Things changed in the late 60s when the brothers buried the hatchet and began communicating again, all in the interest of self-preservation. Adolf and Rudolf made a "Pele pact," an agreement that both companies would stay away from Pele, the biggest sports star in the world, fearing a sponsorship negotiation could bankrupt both companies.
Unfortunately for Adidas, Puma didn't exactly abide by the pact. Prior to a World Cup quarterfinal match in 1970 between Peru and Pele's Brazil, Puma paid the soccer superstar $120K to walk toward midfield just before the start of the game, bend down, and tie his Puma shoe.

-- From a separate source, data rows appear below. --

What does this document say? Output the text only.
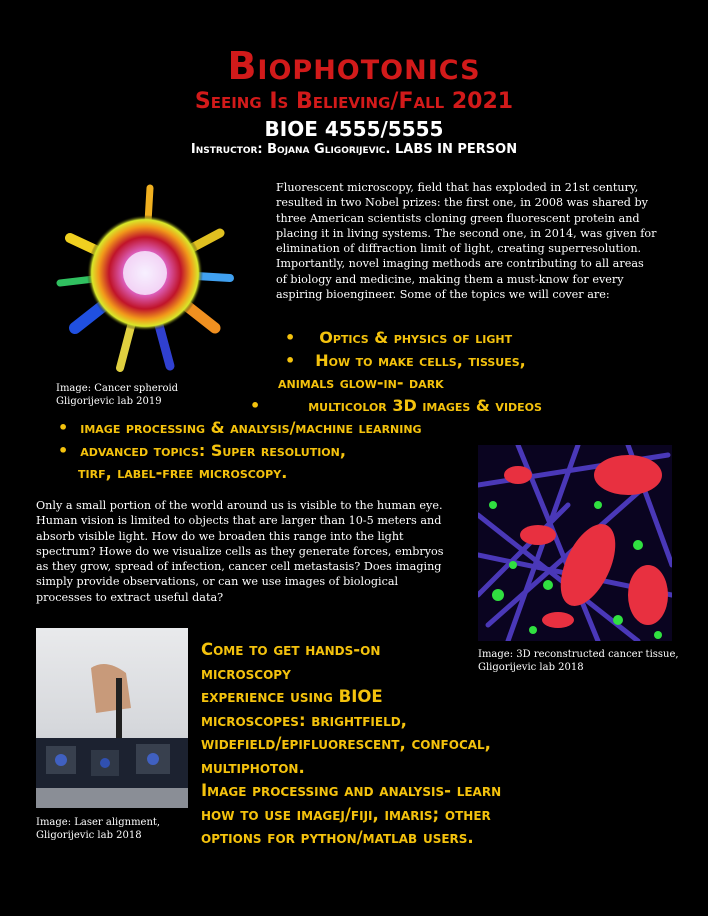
Biophotonics
Seeing Is Believing/Fall 2021
BIOE 4555/5555
Instructor: Bojana Gligorijevic. LABS IN PERSON
Image: Cancer spheroid
Gligorijevic lab 2019
Fluorescent microscopy, field that has exploded in 21st century,
resulted in two Nobel prizes: the first one, in 2008 was shared by
three American scientists cloning green fluorescent protein and
placing it in living systems. The second one, in 2014, was given for
elimination of diffraction limit of light, creating superresolution.
Importantly, novel imaging methods are contributing to all areas
of biology and medicine, making them a must-know for every
aspiring bioengineer. Some of the topics we will cover are:
• Optics & physics of light
• How to make cells, tissues,
animals glow-in- dark
•	multicolor 3D images & videos
• image processing & analysis/machine learning
• advanced topics: Super resolution,
tirf, label-free microscopy.
Image: 3D reconstructed cancer tissue,
Gligorijevic lab 2018
Only a small portion of the world around us is visible to the human eye.
Human vision is limited to objects that are larger than 10-5 meters and
absorb visible light. How do we broaden this range into the light
spectrum? Howe do we visualize cells as they generate forces, embryos
as they grow, spread of infection, cancer cell metastasis? Does imaging
simply provide observations, or can we use images of biological
processes to extract useful data?
Image: Laser alignment,
Gligorijevic lab 2018
Come to get hands-on
microscopy
experience using BIOE
microscopes: brightfield,
widefield/epifluorescent, confocal,
multiphoton.
Image processing and analysis- learn
how to use imagej/fiji, imaris; other
options for python/matlab users.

Of course, Puma wanted to capture the moment on video ... so to ensure they didn't miss the moment, the shoewear company reportedly went as far as to pay the cameraman!
Brazil beat Peru ... and ended up winning the entire World Cup. It was Pele's record third.
The Pele-Puma partnership didn't come to an end with the '70 WC ... the deal was a smash success for everyone involved.
In the end, Adidas and Puma became two of the biggest shoe sellers in the world, and Pele, arguably, the greatest soccer player to ever step foot on a pitch.